Over $400,000 worth of art was stolen from a locked truck in Boulder, Colorado on the night of 14th December 2022, according to authorities. Employees of the company responsible for transporting the artwork reportedly stayed at a hotel along the city’s 5300 block of South Boulder Rd., leaving the vehicle in the parking lot overnight. The following morning, they discovered that the truck’s padlock had been cut and five paintings had been forcibly removed. The pieces are reportedly attributable to Taos Society of Artists, a New Mexico-based commercial cooperative dating from the 1920s that largely depicted romanticized scenes from the American West. One of the paintings mentioned was created by Elaine De Kooning, a groundbreaking writer and Figurative Expressionist painter whose illustrious career was often overshadowed by her famous husband, Willem; her ties to the Great Plains were well-documented.

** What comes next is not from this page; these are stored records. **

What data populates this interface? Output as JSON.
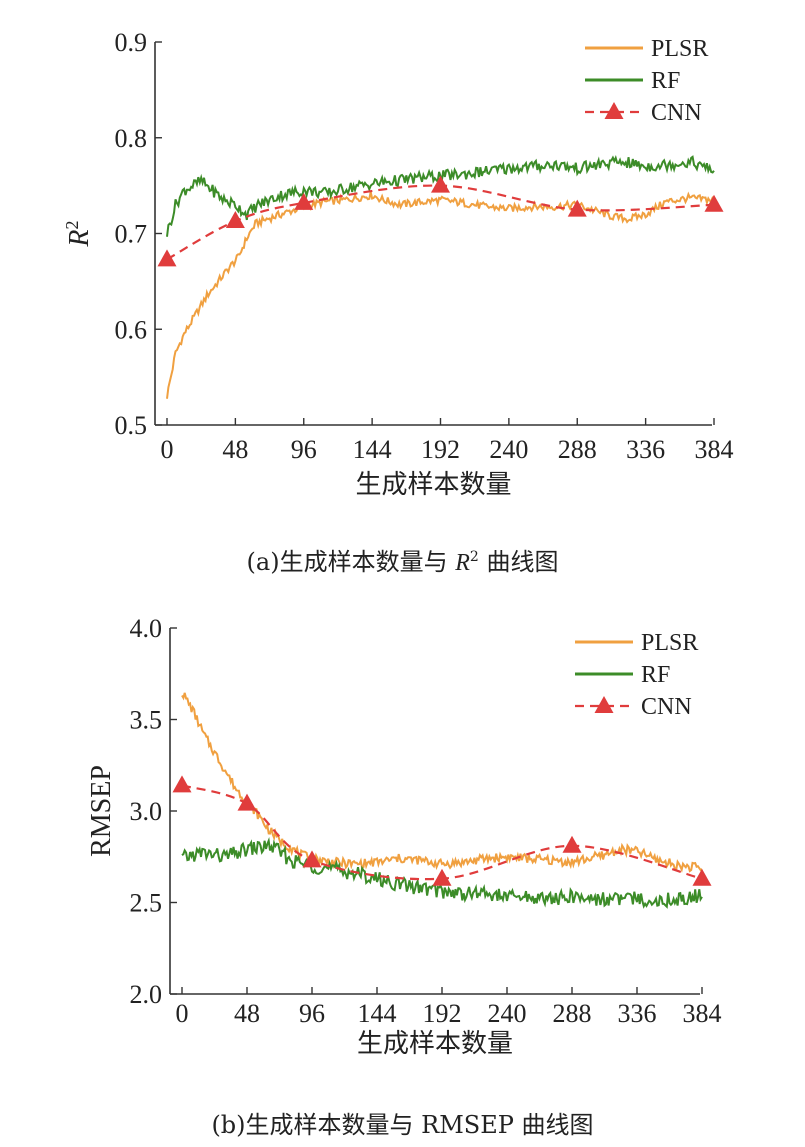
{
  "colors": {
    "PLSR": "#f0a040",
    "RF": "#3c8c28",
    "CNN": "#e03c3c",
    "axis": "#333333"
  },
  "caption_a": {
    "prefix": "(a)生成样本数量与 ",
    "r": "R",
    "sup": "2",
    "suffix": " 曲线图"
  },
  "caption_b": {
    "text": "(b)生成样本数量与 RMSEP 曲线图"
  },
  "chart_data": [
    {
      "type": "line",
      "title": "",
      "xlabel": "生成样本数量",
      "ylabel": "R",
      "ylabel_sup": "2",
      "xlim": [
        0,
        384
      ],
      "ylim": [
        0.5,
        0.9
      ],
      "xticks": [
        0,
        48,
        96,
        144,
        192,
        240,
        288,
        336,
        384
      ],
      "yticks": [
        0.5,
        0.6,
        0.7,
        0.8,
        0.9
      ],
      "ytick_labels": [
        "0.5",
        "0.6",
        "0.7",
        "0.8",
        "0.9"
      ],
      "grid": false,
      "legend": "top-right",
      "series": [
        {
          "name": "PLSR",
          "style": "line",
          "x": [
            0,
            6,
            12,
            20,
            28,
            36,
            44,
            50,
            56,
            62,
            70,
            80,
            96,
            110,
            124,
            136,
            144,
            152,
            164,
            180,
            192,
            208,
            224,
            240,
            256,
            272,
            288,
            300,
            312,
            324,
            336,
            350,
            366,
            384
          ],
          "y": [
            0.53,
            0.575,
            0.595,
            0.615,
            0.635,
            0.65,
            0.665,
            0.675,
            0.695,
            0.71,
            0.715,
            0.72,
            0.728,
            0.733,
            0.735,
            0.738,
            0.74,
            0.735,
            0.73,
            0.733,
            0.735,
            0.732,
            0.728,
            0.726,
            0.728,
            0.728,
            0.73,
            0.724,
            0.718,
            0.715,
            0.72,
            0.733,
            0.737,
            0.735
          ]
        },
        {
          "name": "RF",
          "style": "line",
          "x": [
            0,
            6,
            12,
            18,
            24,
            32,
            40,
            48,
            56,
            64,
            72,
            80,
            96,
            112,
            128,
            144,
            160,
            176,
            192,
            208,
            224,
            240,
            256,
            272,
            288,
            304,
            320,
            336,
            352,
            368,
            384
          ],
          "y": [
            0.7,
            0.73,
            0.745,
            0.75,
            0.755,
            0.745,
            0.735,
            0.73,
            0.72,
            0.73,
            0.735,
            0.74,
            0.745,
            0.742,
            0.748,
            0.752,
            0.755,
            0.758,
            0.76,
            0.762,
            0.765,
            0.768,
            0.77,
            0.772,
            0.768,
            0.772,
            0.775,
            0.77,
            0.772,
            0.775,
            0.765
          ]
        },
        {
          "name": "CNN",
          "style": "dashed-triangle",
          "x": [
            0,
            48,
            96,
            192,
            288,
            384
          ],
          "y": [
            0.673,
            0.713,
            0.732,
            0.75,
            0.725,
            0.73
          ]
        }
      ]
    },
    {
      "type": "line",
      "title": "",
      "xlabel": "生成样本数量",
      "ylabel": "RMSEP",
      "xlim": [
        0,
        384
      ],
      "ylim": [
        2.0,
        4.0
      ],
      "xticks": [
        0,
        48,
        96,
        144,
        192,
        240,
        288,
        336,
        384
      ],
      "yticks": [
        2.0,
        2.5,
        3.0,
        3.5,
        4.0
      ],
      "ytick_labels": [
        "2.0",
        "2.5",
        "3.0",
        "3.5",
        "4.0"
      ],
      "grid": false,
      "legend": "top-right",
      "series": [
        {
          "name": "PLSR",
          "style": "line",
          "x": [
            0,
            8,
            16,
            24,
            32,
            40,
            48,
            56,
            64,
            72,
            80,
            88,
            96,
            112,
            128,
            144,
            160,
            176,
            192,
            208,
            224,
            240,
            256,
            272,
            288,
            300,
            312,
            324,
            336,
            352,
            368,
            384
          ],
          "y": [
            3.65,
            3.55,
            3.42,
            3.32,
            3.22,
            3.12,
            3.05,
            2.98,
            2.9,
            2.84,
            2.8,
            2.76,
            2.74,
            2.72,
            2.71,
            2.72,
            2.74,
            2.73,
            2.71,
            2.72,
            2.74,
            2.75,
            2.74,
            2.73,
            2.72,
            2.74,
            2.76,
            2.79,
            2.78,
            2.73,
            2.7,
            2.69
          ]
        },
        {
          "name": "RF",
          "style": "line",
          "x": [
            0,
            8,
            16,
            24,
            32,
            40,
            48,
            56,
            64,
            72,
            80,
            96,
            112,
            128,
            144,
            160,
            176,
            192,
            208,
            224,
            240,
            256,
            272,
            288,
            304,
            320,
            336,
            352,
            368,
            384
          ],
          "y": [
            2.74,
            2.76,
            2.77,
            2.76,
            2.75,
            2.77,
            2.79,
            2.8,
            2.81,
            2.78,
            2.73,
            2.7,
            2.68,
            2.66,
            2.63,
            2.6,
            2.58,
            2.56,
            2.55,
            2.55,
            2.53,
            2.53,
            2.52,
            2.53,
            2.52,
            2.52,
            2.52,
            2.51,
            2.52,
            2.54
          ]
        },
        {
          "name": "CNN",
          "style": "dashed-triangle",
          "x": [
            0,
            48,
            96,
            192,
            288,
            384
          ],
          "y": [
            3.14,
            3.04,
            2.73,
            2.63,
            2.81,
            2.63
          ]
        }
      ]
    }
  ]
}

The Boulder police department is currently soliciting the public for leads.
This case is hardly the first of its kind in the fine arts service sector. In 2016, $250,000 worth of paintings were stolen from a trailer in LA; in 2006, a Francisco Goya painting insured for over $1 million en route to the Guggenheim Museum in New York was illegally intercepted in a hotel parking lot in Pennsylvannia.
While agencies take a fairly uniform approach to institutional insurance, arts security is more varied, leading to gaps in technology, surveillance, and professional oversight. Only time will tell how this latest theft in Boulder impacts the business at large.